There
was something particularly reassuring about that plate of nicely matched
triangles of buttered toast. It spoke of a sane and orderly world where
you were never taken off your feet.
"How many lumps?" demanded the pouring flapper.
"Just as you like; I'm not fussy," he answered.
This was untrue. His preference in the matter was decided, but he could
not remember what it was. Afterward he knew that he did not take sugar
in his tea, but the flapper had sweetened it with three lumps. Grandma
again addressed him, engaging his difficult attention with a brandished
fragment of toast.
"I can't imagine how you were ever mad enough to think of it," she said,
"but you were. I give you credit for that. And just let me tell you that
you've won a treasure. Of course, I don't say you won't find her
difficult now and then, but you mustn't be too overbearing; give in a
bit now and then; 't won't hurt you. Remember she's got a will of her
own, as well as you have. Don't try to ride rough-shod--"

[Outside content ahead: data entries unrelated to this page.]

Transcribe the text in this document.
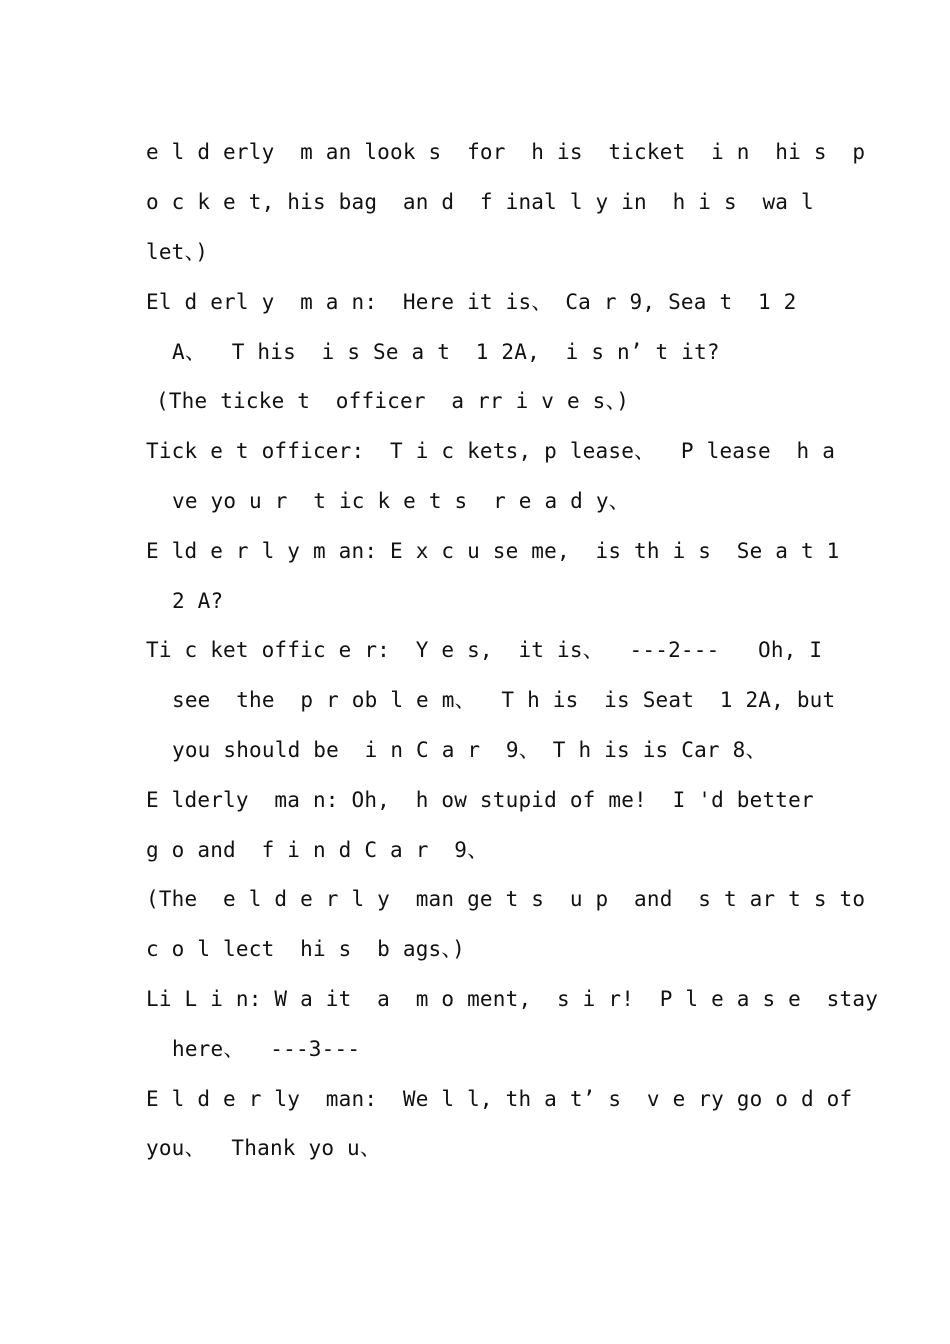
e l d erly  m an look s  for  h is  ticket  i n  hi s  p
o c k e t, his bag  an d  f inal l y in  h i s  wa l
let、)
El d erl y  m a n:  Here it is、 Ca r 9, Sea t  1 2
A、  T his  i s Se a t  1 2A,  i s n’ t it?
(The ticke t  officer  a rr i v e s、)
Tick e t officer:  T i c kets, p lease、  P lease  h a
ve yo u r  t ic k e t s  r e a d y、
E ld e r l y m an: E x c u se me,  is th i s  Se a t 1
2 A?
Ti c ket offic e r:  Y e s,  it is、  ---2---   Oh, I
see  the  p r ob l e m、  T h is  is Seat  1 2A, but
you should be  i n C a r  9、 T h is is Car 8、
E lderly  ma n: Oh,  h ow stupid of me!  I 'd better
g o and  f i n d C a r  9、
(The  e l d e r l y  man ge t s  u p  and  s t ar t s to
c o l lect  hi s  b ags、)
Li L i n: W a it  a  m o ment,  s i r!  P l e a s e  stay
here、  ---3---
E l d e r ly  man:  We l l, th a t’ s  v e ry go o d of
you、  Thank yo u、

"Oh, we've settled all _that_," broke in the flapper. "Haven't we?"
"We've settled all that," said Bean, grateful for the solid feel of a
cup in his fingers.
"Don't be too domineering, that's all," warned the Demon. "She wouldn't
put up with it."
"I understand all _that_," insisted Bean, resolutely seizing a fork for
which he had no use. "I can look ahead!"
He began hurriedly to eat toast, hoping it would seem that he had more
to say but was too hungry to say it.